The mother said she is seeing a psychiatrist on an approximately fortnightly basis and her father had given her $500.00 to pay for some appointments in addition to the Medicare rebate.
The mother disclosed she has tertiary qualifications (a Bachelor of Science and Bachelor of Teaching) but said she had not been able to seek employment by reason of her care of the child and her medical conditions.
The mother’s solicitors sought disclosure from the respondent’s solicitors by seeking copies of any costs agreement between the respondent and her solicitors, and senior and junior counsel retained on her behalf. The respondent’s solicitors, by letter dated 28 January 2010, declined to provide such documents.
In her second affidavit affirmed 22 March 2010, the mother referred to our timetable for the filing of submissions and noted that on 12 February 2010 the respondent’s solicitors transmitted to the mother’s solicitors a copy of their submissions on costs. The mother stated that on 17 February 2010 her solicitors received from the respondent’s solicitors a letter dated 16 February 2010 enclosing a copy of their letter to the Court, together with submissions on costs, being identical to the submissions transmitted on 12 February 2010.

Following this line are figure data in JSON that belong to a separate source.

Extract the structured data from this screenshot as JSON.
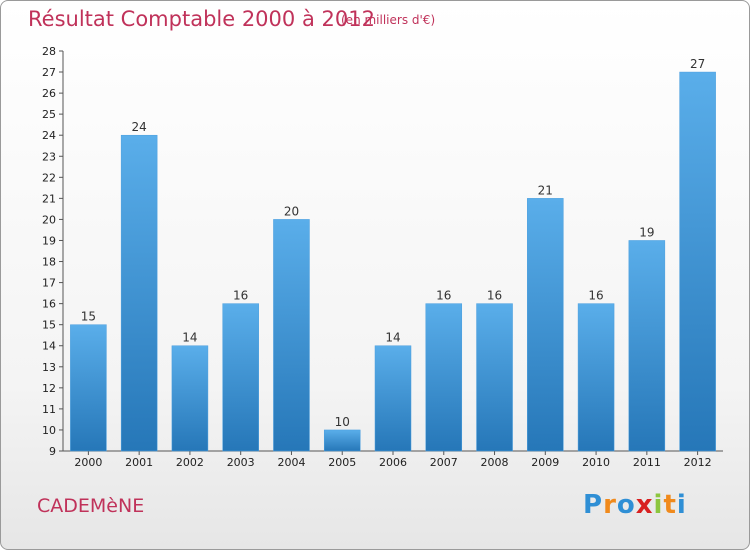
{
  "header": {
    "title": "Résultat Comptable 2000 à 2012",
    "subtitle": "(en milliers d'€)"
  },
  "footer": {
    "commune": "CADEMèNE",
    "logo": [
      "P",
      "r",
      "o",
      "x",
      "i",
      "t",
      "i"
    ]
  },
  "colors": {
    "title": "#c0325a",
    "bar_top": "#5aaeea",
    "bar_bottom": "#2677b8",
    "logo": [
      "#2f8fd5",
      "#f08a1c",
      "#2f8fd5",
      "#d82020",
      "#8cc63f",
      "#f08a1c",
      "#2f8fd5"
    ]
  },
  "chart_data": {
    "type": "bar",
    "categories": [
      "2000",
      "2001",
      "2002",
      "2003",
      "2004",
      "2005",
      "2006",
      "2007",
      "2008",
      "2009",
      "2010",
      "2011",
      "2012"
    ],
    "values": [
      15,
      24,
      14,
      16,
      20,
      10,
      14,
      16,
      16,
      21,
      16,
      19,
      27
    ],
    "ylim": [
      9,
      28
    ],
    "yticks": [
      9,
      10,
      11,
      12,
      13,
      14,
      15,
      16,
      17,
      18,
      19,
      20,
      21,
      22,
      23,
      24,
      25,
      26,
      27,
      28
    ],
    "grid": false
  }
}
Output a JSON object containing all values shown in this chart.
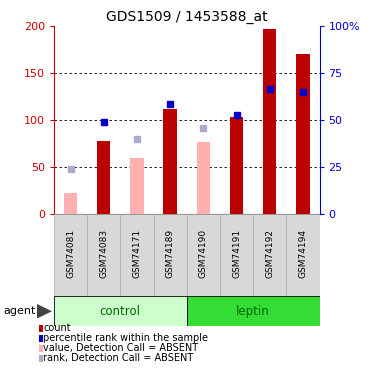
{
  "title": "GDS1509 / 1453588_at",
  "samples": [
    "GSM74081",
    "GSM74083",
    "GSM74171",
    "GSM74189",
    "GSM74190",
    "GSM74191",
    "GSM74192",
    "GSM74194"
  ],
  "red_bars": [
    null,
    78,
    null,
    112,
    null,
    103,
    197,
    170
  ],
  "pink_bars": [
    22,
    null,
    60,
    null,
    77,
    null,
    null,
    null
  ],
  "blue_squares_left": [
    null,
    98,
    null,
    117,
    null,
    105,
    133,
    130
  ],
  "lavender_squares_left": [
    48,
    null,
    80,
    null,
    92,
    null,
    null,
    null
  ],
  "ylim": [
    0,
    200
  ],
  "y2lim": [
    0,
    100
  ],
  "yticks": [
    0,
    50,
    100,
    150,
    200
  ],
  "y2ticks": [
    0,
    25,
    50,
    75,
    100
  ],
  "y2ticklabels": [
    "0",
    "25",
    "50",
    "75",
    "100%"
  ],
  "bar_width": 0.4,
  "red_color": "#BB0000",
  "pink_color": "#FFB0B0",
  "blue_color": "#0000CC",
  "lavender_color": "#AAAACC",
  "control_color_light": "#CCFFCC",
  "control_color_dark": "#44EE44",
  "leptin_color": "#33DD33",
  "axis_left_color": "#CC0000",
  "axis_right_color": "#0000CC",
  "legend_items": [
    {
      "label": "count",
      "color": "#BB0000"
    },
    {
      "label": "percentile rank within the sample",
      "color": "#0000CC"
    },
    {
      "label": "value, Detection Call = ABSENT",
      "color": "#FFB0B0"
    },
    {
      "label": "rank, Detection Call = ABSENT",
      "color": "#AAAACC"
    }
  ]
}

The mother then noted that on 1 March 2010 her solicitors filed her submissions as to costs. The mother said her solicitors also attempted to file her affidavit affirmed 25 February 2010 and that the Appeal Registrar accepted her submissions but not her affidavit.
Conclusions
We are satisfied there are circumstances in this matter which warrant a departure from s 117(1).

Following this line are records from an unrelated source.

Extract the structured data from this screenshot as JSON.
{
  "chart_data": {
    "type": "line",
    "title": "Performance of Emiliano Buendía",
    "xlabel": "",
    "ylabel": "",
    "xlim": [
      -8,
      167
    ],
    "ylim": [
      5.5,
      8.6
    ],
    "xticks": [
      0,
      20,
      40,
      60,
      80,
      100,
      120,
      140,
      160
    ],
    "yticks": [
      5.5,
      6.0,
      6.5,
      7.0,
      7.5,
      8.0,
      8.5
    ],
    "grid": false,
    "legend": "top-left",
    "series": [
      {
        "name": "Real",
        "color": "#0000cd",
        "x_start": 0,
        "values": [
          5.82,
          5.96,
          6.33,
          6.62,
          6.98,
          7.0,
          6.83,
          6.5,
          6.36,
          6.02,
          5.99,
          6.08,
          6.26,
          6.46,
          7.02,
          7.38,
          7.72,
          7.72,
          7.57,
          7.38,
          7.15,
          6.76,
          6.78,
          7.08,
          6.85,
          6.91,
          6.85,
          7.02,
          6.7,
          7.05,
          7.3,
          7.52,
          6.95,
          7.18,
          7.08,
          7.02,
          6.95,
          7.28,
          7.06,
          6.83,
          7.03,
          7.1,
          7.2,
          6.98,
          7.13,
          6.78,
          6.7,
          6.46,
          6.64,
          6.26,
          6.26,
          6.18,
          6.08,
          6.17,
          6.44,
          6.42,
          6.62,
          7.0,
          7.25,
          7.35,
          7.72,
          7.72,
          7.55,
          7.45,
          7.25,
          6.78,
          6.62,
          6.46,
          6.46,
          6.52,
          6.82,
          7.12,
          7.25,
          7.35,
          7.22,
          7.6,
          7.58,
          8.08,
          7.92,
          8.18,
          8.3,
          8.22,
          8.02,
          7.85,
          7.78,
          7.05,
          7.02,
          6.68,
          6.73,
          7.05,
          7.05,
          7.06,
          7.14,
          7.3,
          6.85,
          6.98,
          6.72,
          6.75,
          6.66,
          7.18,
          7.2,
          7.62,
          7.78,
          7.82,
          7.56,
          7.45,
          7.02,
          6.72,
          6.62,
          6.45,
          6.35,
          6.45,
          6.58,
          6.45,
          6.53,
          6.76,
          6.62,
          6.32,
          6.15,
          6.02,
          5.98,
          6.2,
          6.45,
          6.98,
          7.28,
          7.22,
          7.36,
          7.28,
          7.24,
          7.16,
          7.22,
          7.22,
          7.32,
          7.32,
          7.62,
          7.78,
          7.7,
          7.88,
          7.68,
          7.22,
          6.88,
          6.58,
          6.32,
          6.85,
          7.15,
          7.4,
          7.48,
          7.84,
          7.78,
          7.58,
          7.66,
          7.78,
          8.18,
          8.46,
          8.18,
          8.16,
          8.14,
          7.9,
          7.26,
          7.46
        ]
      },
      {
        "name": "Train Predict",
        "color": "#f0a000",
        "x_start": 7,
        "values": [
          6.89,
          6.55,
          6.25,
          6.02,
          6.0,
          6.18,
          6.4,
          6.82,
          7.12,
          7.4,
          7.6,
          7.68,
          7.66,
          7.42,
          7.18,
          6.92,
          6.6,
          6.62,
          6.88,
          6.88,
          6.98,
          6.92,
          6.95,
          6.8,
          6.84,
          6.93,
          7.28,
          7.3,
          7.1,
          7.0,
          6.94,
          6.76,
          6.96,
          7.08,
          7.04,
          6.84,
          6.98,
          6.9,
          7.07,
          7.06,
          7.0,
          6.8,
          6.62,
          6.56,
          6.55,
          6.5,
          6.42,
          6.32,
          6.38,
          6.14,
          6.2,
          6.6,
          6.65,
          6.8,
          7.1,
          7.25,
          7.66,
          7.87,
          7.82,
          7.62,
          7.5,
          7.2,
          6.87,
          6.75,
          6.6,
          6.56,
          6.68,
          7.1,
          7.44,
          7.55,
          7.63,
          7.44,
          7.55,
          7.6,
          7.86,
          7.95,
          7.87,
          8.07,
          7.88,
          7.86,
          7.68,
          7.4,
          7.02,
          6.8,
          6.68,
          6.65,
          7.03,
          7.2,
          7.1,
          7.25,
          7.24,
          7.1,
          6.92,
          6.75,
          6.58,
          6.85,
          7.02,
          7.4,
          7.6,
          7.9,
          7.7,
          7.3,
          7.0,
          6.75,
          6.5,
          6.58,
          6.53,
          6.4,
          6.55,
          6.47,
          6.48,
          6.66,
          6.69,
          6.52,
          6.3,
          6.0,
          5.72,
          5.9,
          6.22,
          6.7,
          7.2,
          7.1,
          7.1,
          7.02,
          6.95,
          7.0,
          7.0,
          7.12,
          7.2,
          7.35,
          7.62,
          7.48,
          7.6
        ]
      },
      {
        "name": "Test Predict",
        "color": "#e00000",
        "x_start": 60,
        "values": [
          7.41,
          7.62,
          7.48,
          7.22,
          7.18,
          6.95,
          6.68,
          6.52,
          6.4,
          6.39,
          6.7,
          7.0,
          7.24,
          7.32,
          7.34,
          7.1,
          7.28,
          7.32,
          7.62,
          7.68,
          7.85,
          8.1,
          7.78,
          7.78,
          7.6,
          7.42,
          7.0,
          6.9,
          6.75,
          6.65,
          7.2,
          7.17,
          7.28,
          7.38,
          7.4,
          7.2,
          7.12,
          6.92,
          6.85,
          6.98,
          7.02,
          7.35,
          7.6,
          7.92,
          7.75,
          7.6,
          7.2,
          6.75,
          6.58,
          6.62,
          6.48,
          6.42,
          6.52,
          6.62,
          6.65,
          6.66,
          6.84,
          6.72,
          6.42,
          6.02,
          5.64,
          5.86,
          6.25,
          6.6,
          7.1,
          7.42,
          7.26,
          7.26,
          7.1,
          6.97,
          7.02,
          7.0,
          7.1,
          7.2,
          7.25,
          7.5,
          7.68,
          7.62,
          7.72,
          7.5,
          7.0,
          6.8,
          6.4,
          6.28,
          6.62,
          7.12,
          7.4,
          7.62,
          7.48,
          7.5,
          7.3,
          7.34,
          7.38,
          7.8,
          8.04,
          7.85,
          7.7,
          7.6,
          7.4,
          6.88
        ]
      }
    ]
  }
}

The principal matter which we have taken into consideration is that the mother was wholly unsuccessful in respect of both the stay appeal and the substantive appeal.
In noting that fact we also take into account that the respondent did not challenge by way of cross-appeal the finding of the Chief Federal Magistrate that the parties were not in a de facto relationship at the time of the child’s conception. We accept that although the Chief Federal Magistrate’s findings on this topic were considered and well open to him on the evidence, as it was the first time the definition of de facto relationship had been considered following amendments to the Act, a cross-appeal could have been filed.
We have also carefully considered the parties’ respective financial circumstances. While we accept the mother’s present income is derived from social security benefits, she has tertiary qualifications which she can utilise in the future. She has also been able to make arrangements for payment of her legal fees. We have also taken into account the superior financial position of the respondent, and that she has no financial obligations in respect of the child. In these circumstances, we think it is appropriate to limit any order that the mother pay the respondent’s costs to a proportion of those costs.
We have already referred to the fact that the respondent has provided a schedule of costs claimed but without any basis for the amounts set out therein.
In the exercise of our discretion we have determined it is appropriate that the mother pay two-thirds of the respondent’s costs of and incidental to the stay appeal and the substantive appeal. The reduction afforded the mother takes into account her present lack of earnings but also gives due recognition to the fact that the respondent has incurred substantial costs in opposing the mother’s appeals in which the mother has been wholly unsuccessful.
As we are unable with any degree of precision on the material before us to assess the appropriate quantum of costs, we propose to order that the mother pay two-thirds of the respondent’s costs of and incidental to the stay appeal and the substantive appeal as agreed and failing agreement as assessed.
I certify that the preceding thirty-five (35) paragraphs are a true copy of the reasons for judgment of the Honourable Full Court.